I have the following inequality:
[MATH] (C+Bk)(1-m)+B(m+f)(1-a)>0 [/MATH]I follow the following steps:
[MATH] (C+Bk)(1-m)>-B(m+f)(1-a)\\ C(1-m)>-B(m+f)(1-a)-Bk(1-mm)\\ \frac{C}{B}(1-m)>-(m+f)(1-a)-k(1-mm)\\ \frac{C}{B}>\frac{-(m+f)(1-a)-k(1-m)}{1-m}\\ \frac{-C}{B}<\frac{(m+f)(1-a)+k(1-m)}{(1-m)}\\ [/MATH]Is this correct? But what if I do the opposite, that is:
[MATH] B(m+f)(1-a)>-(C+Bk)(1-m)\\ B(m+f)(1-a)>-C(1-m)-Bk(1-m)\\ B((m+f)(1-a)+k(1-m))>-C(1-m)\\ B((m+f)(1-a)+k(1-m))>-C(1-m)\\ B>-C\frac{(1-m)}{((m+f)(1-a)+k(1-m))}\\ \frac{B}{-C}<\frac{(1-m)}{((m+f)(1-a)+k(1-m))}\\ [/MATH]They are clearly describing different things so I feel like I'm doing something wrong, but I cannot figure out what and which result is the correct one. Sorry, not a mathematician, I hope this isn't a very stupid question. C and B are positive(>0), while the other variables are between 0 and 1.

 

[Dr.Peterson]

If everything is positive, and a and m are between 0 and 1, then in each case the left-hand side is negative and the right-hand side is positive, so both inequalities are necessarily true (and not very informative). Without looking more closely, it appears that B and C are not really restricted by the inequality.

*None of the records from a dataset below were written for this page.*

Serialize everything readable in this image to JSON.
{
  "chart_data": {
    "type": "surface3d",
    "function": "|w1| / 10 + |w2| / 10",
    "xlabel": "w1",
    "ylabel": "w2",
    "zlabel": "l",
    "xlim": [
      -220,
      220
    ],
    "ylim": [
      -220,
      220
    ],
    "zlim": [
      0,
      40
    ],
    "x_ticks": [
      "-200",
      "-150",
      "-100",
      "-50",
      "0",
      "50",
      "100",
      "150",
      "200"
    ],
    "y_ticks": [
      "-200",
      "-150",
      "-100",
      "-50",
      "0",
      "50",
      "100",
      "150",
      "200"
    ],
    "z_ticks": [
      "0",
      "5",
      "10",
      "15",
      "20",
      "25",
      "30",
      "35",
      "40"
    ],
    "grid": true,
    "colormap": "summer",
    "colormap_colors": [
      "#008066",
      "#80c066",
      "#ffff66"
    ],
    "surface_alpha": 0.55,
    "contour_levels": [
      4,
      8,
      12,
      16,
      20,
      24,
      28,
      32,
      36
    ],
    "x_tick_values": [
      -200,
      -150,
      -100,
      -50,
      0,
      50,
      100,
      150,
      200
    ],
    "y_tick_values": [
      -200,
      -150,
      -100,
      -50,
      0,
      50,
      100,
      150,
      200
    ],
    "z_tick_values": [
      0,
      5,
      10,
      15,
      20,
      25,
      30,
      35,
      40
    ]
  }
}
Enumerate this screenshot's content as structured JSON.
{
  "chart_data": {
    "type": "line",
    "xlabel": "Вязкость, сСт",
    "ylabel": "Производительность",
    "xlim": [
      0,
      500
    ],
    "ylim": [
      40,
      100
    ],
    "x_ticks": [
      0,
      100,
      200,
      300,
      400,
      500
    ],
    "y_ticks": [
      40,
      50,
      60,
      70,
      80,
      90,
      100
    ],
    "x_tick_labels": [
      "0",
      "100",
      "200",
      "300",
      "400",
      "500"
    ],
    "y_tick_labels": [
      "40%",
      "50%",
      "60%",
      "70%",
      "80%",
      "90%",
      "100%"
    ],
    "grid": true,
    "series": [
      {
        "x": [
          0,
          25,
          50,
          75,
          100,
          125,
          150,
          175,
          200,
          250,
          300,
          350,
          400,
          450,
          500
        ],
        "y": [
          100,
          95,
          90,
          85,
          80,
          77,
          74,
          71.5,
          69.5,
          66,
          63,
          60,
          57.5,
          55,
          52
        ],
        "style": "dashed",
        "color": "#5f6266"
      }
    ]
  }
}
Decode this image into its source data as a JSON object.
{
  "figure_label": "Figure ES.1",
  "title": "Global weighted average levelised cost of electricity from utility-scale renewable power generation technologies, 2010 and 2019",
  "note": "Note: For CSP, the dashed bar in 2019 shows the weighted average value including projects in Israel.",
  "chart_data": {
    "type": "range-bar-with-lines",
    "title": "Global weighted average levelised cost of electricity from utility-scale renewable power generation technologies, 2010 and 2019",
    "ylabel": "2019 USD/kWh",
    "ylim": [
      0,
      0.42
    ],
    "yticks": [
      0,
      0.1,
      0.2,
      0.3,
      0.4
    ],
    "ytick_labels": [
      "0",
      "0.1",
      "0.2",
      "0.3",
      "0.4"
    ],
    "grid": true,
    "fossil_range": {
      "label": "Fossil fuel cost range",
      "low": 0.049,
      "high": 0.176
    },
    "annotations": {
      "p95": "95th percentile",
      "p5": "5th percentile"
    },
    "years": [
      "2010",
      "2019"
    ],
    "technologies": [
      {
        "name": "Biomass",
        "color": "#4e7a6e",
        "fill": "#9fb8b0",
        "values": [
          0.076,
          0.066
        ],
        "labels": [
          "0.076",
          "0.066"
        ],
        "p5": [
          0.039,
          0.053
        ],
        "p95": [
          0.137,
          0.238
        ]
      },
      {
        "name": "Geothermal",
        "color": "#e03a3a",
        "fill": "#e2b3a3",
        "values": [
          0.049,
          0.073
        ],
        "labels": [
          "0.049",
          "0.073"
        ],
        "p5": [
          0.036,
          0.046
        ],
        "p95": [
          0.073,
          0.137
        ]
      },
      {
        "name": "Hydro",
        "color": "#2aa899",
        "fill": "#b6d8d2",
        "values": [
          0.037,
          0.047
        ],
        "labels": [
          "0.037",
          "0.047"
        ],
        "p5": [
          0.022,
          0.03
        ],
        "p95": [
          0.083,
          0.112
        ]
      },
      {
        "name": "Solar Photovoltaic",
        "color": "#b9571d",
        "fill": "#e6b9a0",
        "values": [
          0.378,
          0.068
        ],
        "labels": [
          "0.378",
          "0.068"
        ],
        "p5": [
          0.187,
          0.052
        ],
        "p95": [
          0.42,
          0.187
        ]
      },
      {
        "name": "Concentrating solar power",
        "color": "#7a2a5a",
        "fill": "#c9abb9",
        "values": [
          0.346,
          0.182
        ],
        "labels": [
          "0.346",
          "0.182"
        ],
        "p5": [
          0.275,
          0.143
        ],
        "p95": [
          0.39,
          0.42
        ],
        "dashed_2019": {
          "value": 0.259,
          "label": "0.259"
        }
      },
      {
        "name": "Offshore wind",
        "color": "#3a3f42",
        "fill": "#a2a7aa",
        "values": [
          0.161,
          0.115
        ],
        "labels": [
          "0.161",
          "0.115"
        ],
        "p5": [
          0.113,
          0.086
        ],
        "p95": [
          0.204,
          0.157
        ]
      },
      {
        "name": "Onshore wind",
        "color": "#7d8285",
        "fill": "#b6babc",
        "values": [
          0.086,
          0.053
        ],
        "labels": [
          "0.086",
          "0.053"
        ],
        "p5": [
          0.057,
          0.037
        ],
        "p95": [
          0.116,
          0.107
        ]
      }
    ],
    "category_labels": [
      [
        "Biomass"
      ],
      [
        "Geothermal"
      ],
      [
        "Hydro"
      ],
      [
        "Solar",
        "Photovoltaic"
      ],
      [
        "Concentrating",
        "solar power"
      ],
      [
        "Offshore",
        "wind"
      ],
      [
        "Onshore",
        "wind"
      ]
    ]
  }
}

But all your work looks good!

 

[AmandasMathHelp]

I know the end results look different and at first glance I thought about the rule that when you flip a fractional inequality you have the change the sign. (If a/b <c/d then b/a > d/c) but that rule doesn't apply the same when a negative is involved.

Looking at them, on both their left sides they would have a negative number and both the right sides would be a positive number so clearly the left sides being less than the right are all good for both of them. Nice work!